Parfit (Theoria 82:110–127, 2016) responded to the Sequence Argument for the Repugnant Conclusion by introducing imprecise equality. However, Parfit’s notion of imprecise equality lacked structure. Hájek and Rabinowicz (2022) improved on Parfit’s proposal in this regard, by introducing a notion of degrees of incommensurability. Although Hájek and Rabinowicz’s proposal is a step forward, and may help solve many paradoxes, it can only avoid the Repugnant Conclusion at great cost. First, there is a sequential argument for the Repugnant Conclusion that uses weaker and intuitively more compelling assumptions than the Sequence Argument, and which Hájek and Rabinowicz’s proposal only undermines, in a principled way, by allowing for implausible weight to be put on the disvalue of inequality. Second, if Hájek and Rabinowicz do put such implausible weight on the disvalue of inequality, then they will have to accept that a population A is not worse than another same sized population B even though everyone in B is better off than anyone in A.
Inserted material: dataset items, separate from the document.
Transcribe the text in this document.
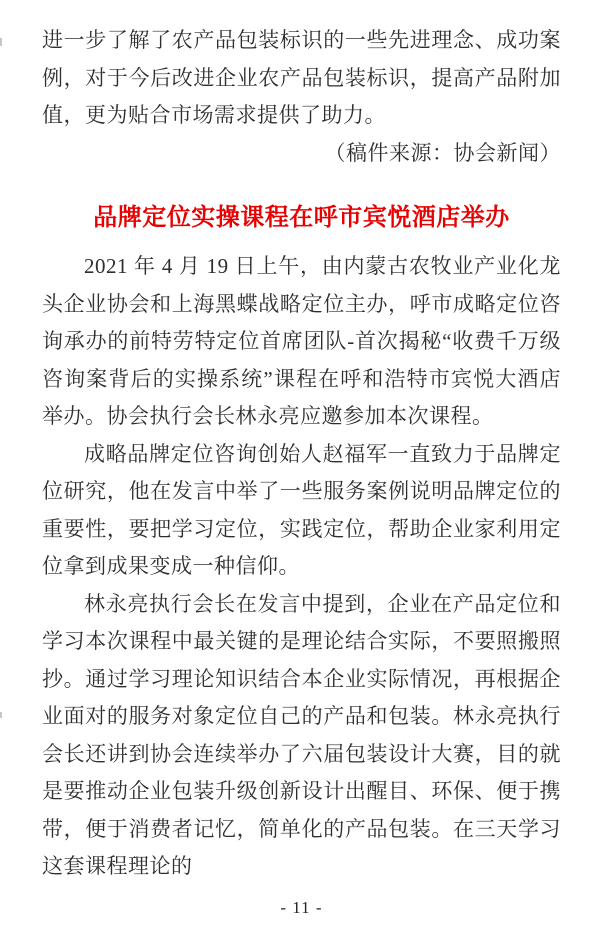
进一步了解了农产品包装标识的一些先进理念、成功案例，对于今后改进企业农产品包装标识，提高产品附加值，更为贴合市场需求提供了助力。

（稿件来源：协会新闻）

品牌定位实操课程在呼市宾悦酒店举办

2021 年 4 月 19 日上午，由内蒙古农牧业产业化龙头企业协会和上海黑蝶战略定位主办，呼市成略定位咨询承办的前特劳特定位首席团队-首次揭秘“收费千万级咨询案背后的实操系统”课程在呼和浩特市宾悦大酒店举办。协会执行会长林永亮应邀参加本次课程。

成略品牌定位咨询创始人赵福军一直致力于品牌定位研究，他在发言中举了一些服务案例说明品牌定位的重要性，要把学习定位，实践定位，帮助企业家利用定位拿到成果变成一种信仰。

林永亮执行会长在发言中提到，企业在产品定位和学习本次课程中最关键的是理论结合实际，不要照搬照抄。通过学习理论知识结合本企业实际情况，再根据企业面对的服务对象定位自己的产品和包装。林永亮执行会长还讲到协会连续举办了六届包装设计大赛，目的就是要推动企业包装升级创新设计出醒目、环保、便于携带，便于消费者记忆，简单化的产品包装。在三天学习这套课程理论的

- 11 -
帕菲特（Theoria 82:110–127, 2016）通过引入不精确的等式来回应令人反感的结论的序列论证。然而，帕菲特的不精确平等概念缺乏结构。 Hájek 和 Rabinowicz（2022）通过引入不可通约程度的概念，改进了帕菲特在这方面的提议。哈耶克和拉比诺维奇的提议虽然向前迈出了一步，可能有助于解决许多悖论，但只能付出巨大的代价才能避免令人反感的结论。首先，令人反感的结论有一个序列论证，它使用了比序列论证更弱、直观上更令人信服的假设，而哈耶克和拉比诺维奇的提议只是在原则上破坏了这一点，因为允许对不等式。其次，如果哈耶克和拉比诺维奇确实对不平等的贬值给予了如此令人难以置信的重视，那么他们将不得不接受人口 A 并不比另一个相同规模的人口 B 差，尽管 B 中的每个人都比 A 中的任何人都好。